Drone Registration Requirement
Before the registration requirement, only a few businesses were allowed by the FAA to fly drones. However, the rapid increase of drone sales demanded measures be taken to handle the situation. The Unmanned Aircraft Systems Registration Task Force Aviation Rulemaking Committee was formed to set guidelines on drone use. Members of the task force were those associated with and working in the drone industry. Among those included in the committee were representatives from 3D Robotics, Amazon Retail, DJI, GoPro, and Parrot.
After a month of considerations, the group sent their report to the FAA on November 21, 2015. The report concluded that all drones weighing more than 0.55 pounds and less than 55 pounds need to be registered. The proposal became an FAA rule on December 21.
Drone Registration Rule Challenged
John Taylor, an insurance lawyer and drone owner, thought the regulation was illegal. As a hobbyist, he just wanted to fly his drone without having to register the aircraft. The FAA believed the registration allowed new drone owners to gain information on how to fly a drone safely; Taylor disagreed with this because it didn’t really answer how it could stop someone from flying irresponsibly.
A few days after the drone database went live, Taylor filed a lawsuit against the FAA. It may have taken more than a year for a decision to be made but a federal appeals court agreed with him. The judge who heard Taylor’s case said that the FAA violated the 2012 FAA Modernization and Reform Act, which was signed by President Barack Obama, that stated that the FAA cannot put into effect any rule or regulation when it comes to model aircraft.
Drone Registration Lawsuit Reaction
The Academy of Model Aeronautics, part of the task force that ruled on the registration rule but disagreed with the final decision, supported the decision of the court.
It wasn’t also surprising that some voiced their disapproval. The Association for Unmanned Vehicle Systems International was disappointed with the decision of the court saying that registration promoted accountability and responsibility.
Drone maker DJI was also not enthused with the decision of the court.
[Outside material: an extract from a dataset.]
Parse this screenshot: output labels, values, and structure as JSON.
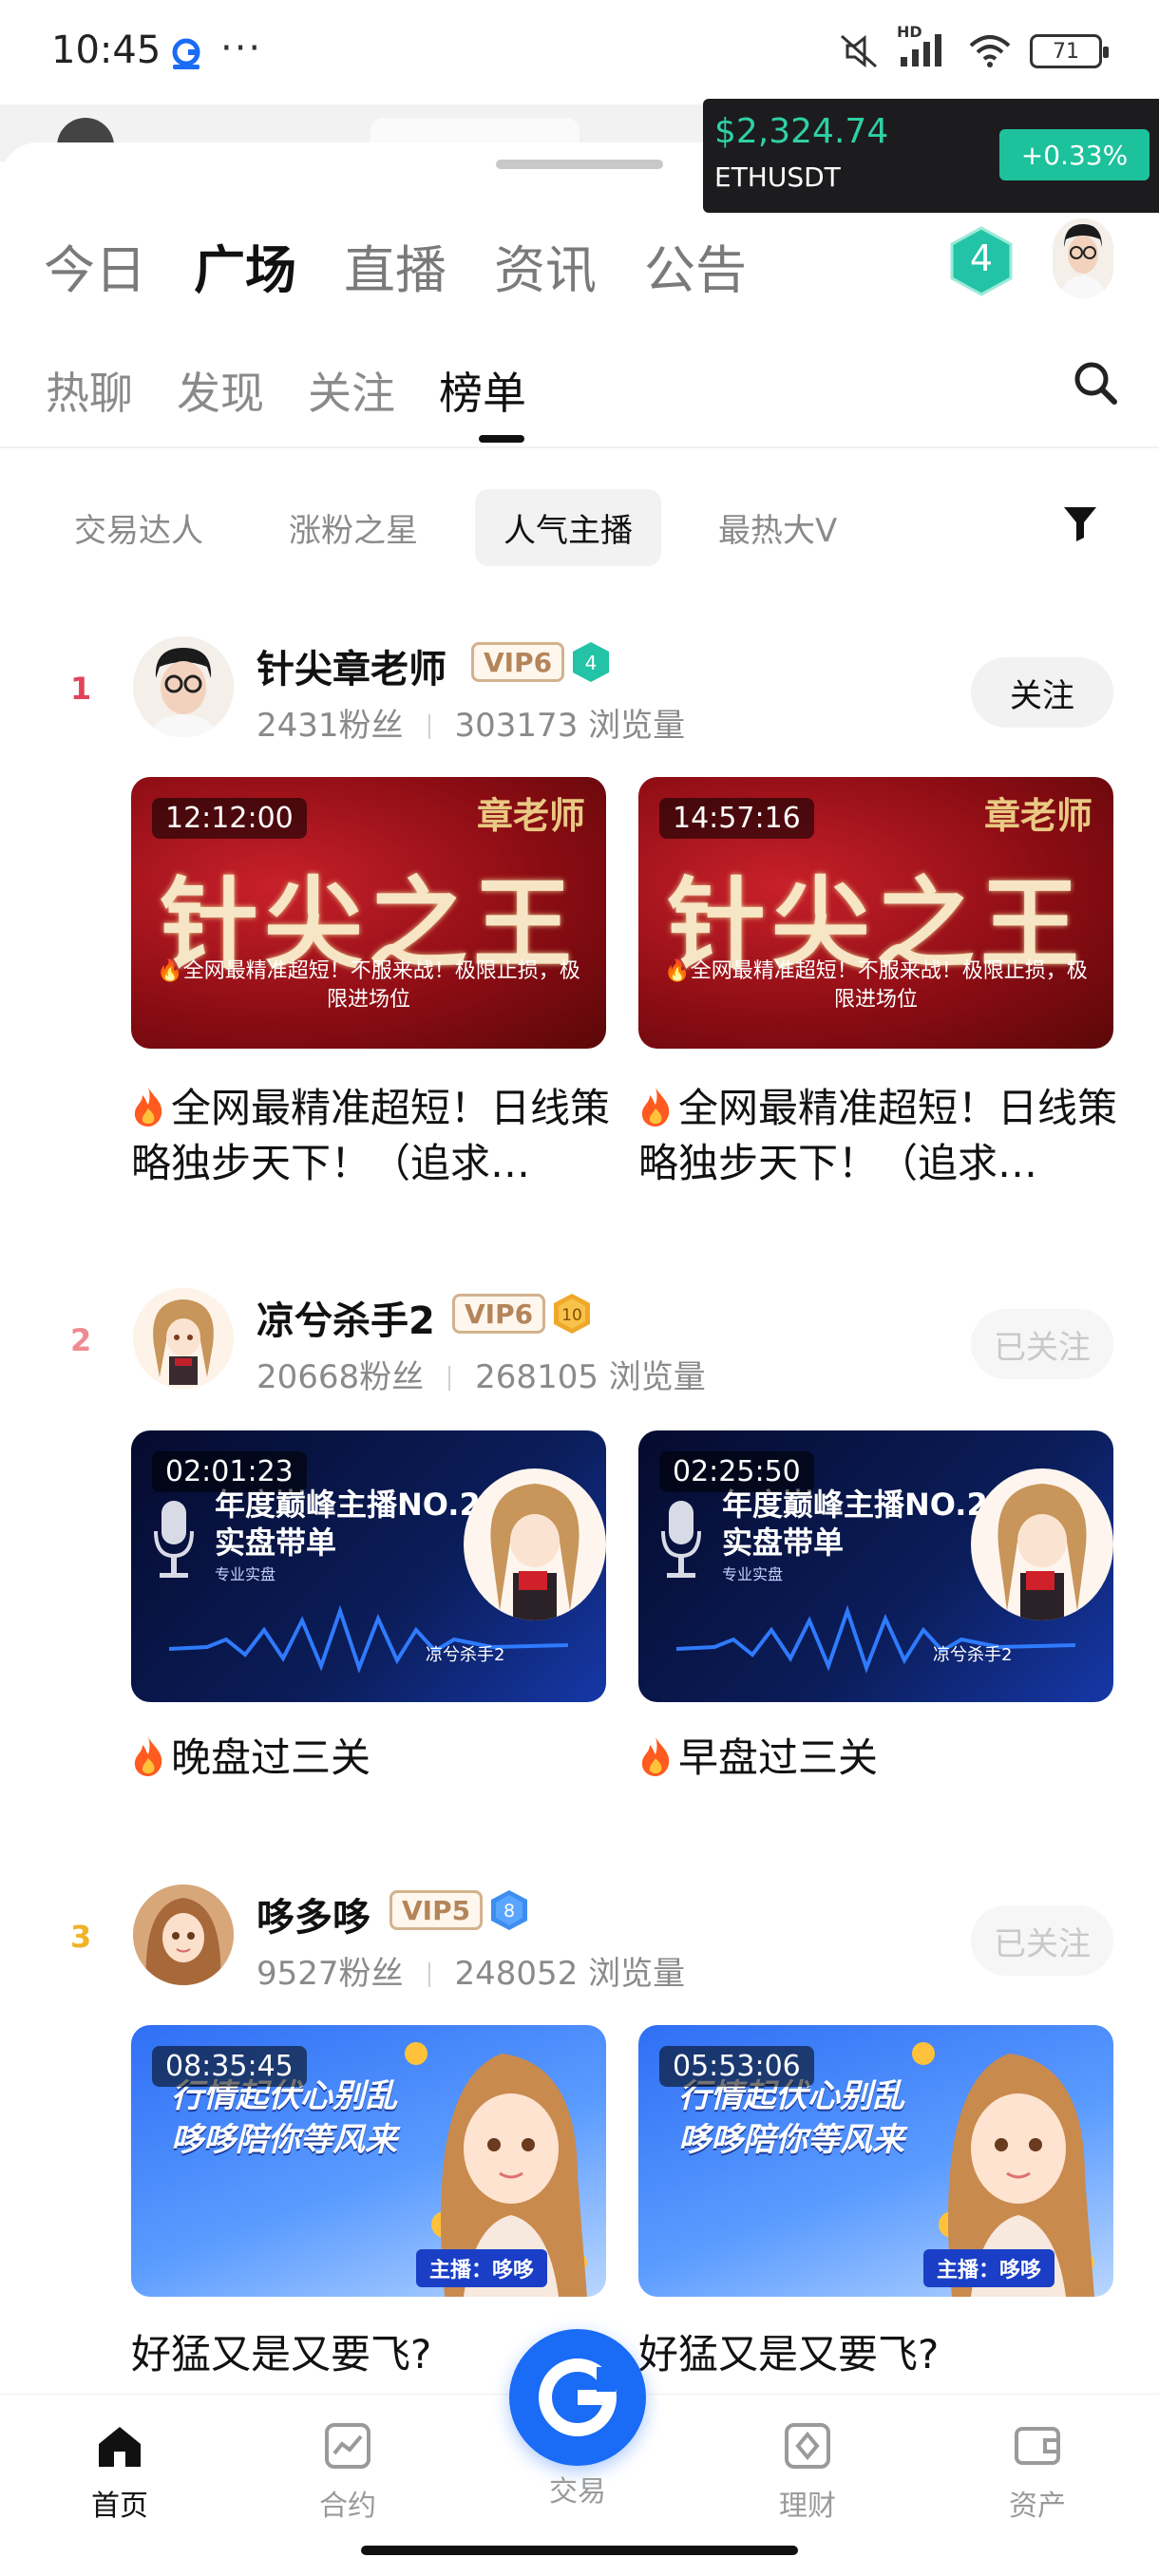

Brendan Schulman, DJI’s head of policy, called the drone database “reasonable” and encouraging accountability from owners.
Drone Danger in the Sky
The court decision is definitely a victory for drone hobbyists. However, there have been incidents involving non-commercial drones coming too close to commercial planes and invading the privacy of neighbors.
Drone Registration Lawsuit Aftermath: What Happens Next
The FAA can appeal the decision but Congress may also join in to make clear exactly the limits of the FAA’s authority on passing laws on model aircraft use. For now, hobbyists can take to the sky without the need to register their device.